A support bundle, ideally generated when the agent is connected. Make sure to tick the Agent Configuration File, Agent Log Recorders and Controller Log Recorders checkboxes.
The Agent configuration file (config.xml). The file can be recovered either from $JENKINS_HOME/nodes/[agent_name]/config.xml or from a browser at http(s)://JENKINS_SERVER/computer/[agent_name]/config.xml
The Agent logs. If you managed to capture a support bundle while the agent was online then you can skip this section. Otherwise you need to follow those additional steps:
- If you are using bash, add Suffix Start Agent Command: 2> >(tee -a $( date '+test.%H-%M-%S.txt' ) 1>&2) Notice that there is a space before the 2.
- If you are using ksh
  - Prefix Start Agent Command: bash -c "
  - Suffix Start Agent Command: 2> >(tee -a agent-stderr.log 1>&2)" (you need to add a space at the beginning)
- If you are using the CloudBees SSH Build Agents plugin, then you also need to activate the Log environment on initial connect in the agent configuration page. Make sure to disable it once you are finished resolving the issue as the option can impact the agent startup performance.

When the issue happens, collect the 3 items as well as the build console log output of an impacted job (if applicable).

About the Ping Thread

Check the Ping Thread Documentation here.

The PingThread checks that agent is ABLE to execute a command from the controller (NOOP request)

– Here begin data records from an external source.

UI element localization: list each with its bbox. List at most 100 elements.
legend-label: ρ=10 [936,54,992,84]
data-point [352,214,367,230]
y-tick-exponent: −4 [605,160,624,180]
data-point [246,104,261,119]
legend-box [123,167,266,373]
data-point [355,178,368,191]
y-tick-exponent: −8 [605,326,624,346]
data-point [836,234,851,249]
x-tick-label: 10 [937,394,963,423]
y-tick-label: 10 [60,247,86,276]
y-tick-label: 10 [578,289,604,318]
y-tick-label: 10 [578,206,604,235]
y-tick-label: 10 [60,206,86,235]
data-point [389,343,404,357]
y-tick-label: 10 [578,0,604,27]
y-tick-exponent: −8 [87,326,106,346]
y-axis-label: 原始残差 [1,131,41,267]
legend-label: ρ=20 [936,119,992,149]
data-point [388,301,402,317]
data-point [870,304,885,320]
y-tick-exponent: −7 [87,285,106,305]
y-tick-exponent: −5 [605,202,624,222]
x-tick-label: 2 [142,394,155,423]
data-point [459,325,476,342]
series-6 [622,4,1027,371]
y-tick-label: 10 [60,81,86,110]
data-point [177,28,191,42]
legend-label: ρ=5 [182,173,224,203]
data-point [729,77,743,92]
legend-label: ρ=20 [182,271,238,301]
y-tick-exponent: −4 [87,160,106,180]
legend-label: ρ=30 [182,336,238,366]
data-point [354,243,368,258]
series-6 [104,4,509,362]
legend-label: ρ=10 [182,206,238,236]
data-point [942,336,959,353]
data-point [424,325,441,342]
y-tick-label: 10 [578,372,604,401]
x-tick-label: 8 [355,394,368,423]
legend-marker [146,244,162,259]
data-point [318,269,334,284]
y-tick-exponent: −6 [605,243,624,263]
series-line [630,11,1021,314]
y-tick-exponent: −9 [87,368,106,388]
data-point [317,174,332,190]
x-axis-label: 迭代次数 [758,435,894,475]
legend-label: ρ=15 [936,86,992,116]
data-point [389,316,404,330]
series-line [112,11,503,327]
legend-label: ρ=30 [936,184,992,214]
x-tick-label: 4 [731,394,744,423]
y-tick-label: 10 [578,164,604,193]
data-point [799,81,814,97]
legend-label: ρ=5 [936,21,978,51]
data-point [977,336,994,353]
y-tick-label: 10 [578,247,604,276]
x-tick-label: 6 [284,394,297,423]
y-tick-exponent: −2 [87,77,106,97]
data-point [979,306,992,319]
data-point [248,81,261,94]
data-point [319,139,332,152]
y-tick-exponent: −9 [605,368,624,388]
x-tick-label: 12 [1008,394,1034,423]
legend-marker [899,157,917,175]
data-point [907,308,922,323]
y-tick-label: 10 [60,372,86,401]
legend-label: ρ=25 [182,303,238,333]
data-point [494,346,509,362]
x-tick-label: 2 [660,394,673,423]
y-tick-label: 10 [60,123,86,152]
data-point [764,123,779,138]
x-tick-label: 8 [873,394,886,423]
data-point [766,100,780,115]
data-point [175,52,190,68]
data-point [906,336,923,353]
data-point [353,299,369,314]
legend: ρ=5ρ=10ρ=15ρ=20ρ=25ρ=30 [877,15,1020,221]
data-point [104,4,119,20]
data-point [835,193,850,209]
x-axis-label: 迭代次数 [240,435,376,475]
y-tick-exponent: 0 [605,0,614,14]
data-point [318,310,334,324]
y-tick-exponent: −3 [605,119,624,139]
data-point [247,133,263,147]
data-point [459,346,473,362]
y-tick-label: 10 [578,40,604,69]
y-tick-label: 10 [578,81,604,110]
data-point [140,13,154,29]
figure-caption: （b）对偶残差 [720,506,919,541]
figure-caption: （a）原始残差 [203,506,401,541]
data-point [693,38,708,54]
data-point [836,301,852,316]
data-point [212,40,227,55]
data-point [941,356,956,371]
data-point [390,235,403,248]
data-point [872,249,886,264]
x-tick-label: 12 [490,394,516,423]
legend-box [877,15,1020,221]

Ping command may fail to execute:

Overloaded queue, all agent workers are busy → On big boxes you can increase the number of remoting TaskPool workers
Network overloaded

In some cases disabling can help

So, if this is the stacktrace you are seeing all the time, you should then disable the PingThread. The side effect is just that the agent is supposed to hung in case the communication is really failing between controller and agents, but this is good as you will then use jstack to take a threadDump on both sides controller and agent it self.

Here is an example of a stack caused by a PingThread failure:

Caused by: java.io.IOException
    at hudson.remoting.Channel.close(Channel.java:1163)
    at hudson.slaves.ChannelPinger$1.onDead(ChannelPinger.java:118)
    at hudson.remoting.PingThread.ping(PingThread.java:126)
    at hudson.remoting.PingThread.run(PingThread.java:85)
Caused by: java.util.concurrent.TimeoutException: Ping started at 1474633728617 hasn't completed by 1474633968617
    ... 2 more

Workaround

Try to use the other agent implementation (move from SSH Build Agents plugin to CloudBees SSH Build Agents plugin or vice versa).

References

Remoting issue

TCP retransmission timeout

Linux

Using Keep Alive

sysctl -w net.ipv4.tcp_keepalive_time=120
sysctl -w net.ipv4.tcp_keepalive_intvl=30
sysctl -w net.ipv4.tcp_keepalive_probes=8
sysctl -w net.ipv4.tcp_fin_timeout=30

Windows

Things that you may want to know about TCP Keepalives Avoiding TCP/IP Port Exhaustion

KeepAliveInterval = 30
KeepAliveTime = 120
TcpMaxDataRetransmissions = 8
TcpTimedWaitDelay=30

Mac

Using TCP keepalive to Detect Network Errors

net.inet.tcp.keepidle=120000
net.inet.tcp.keepintvl=30000
net.inet.tcp.keepcnt=8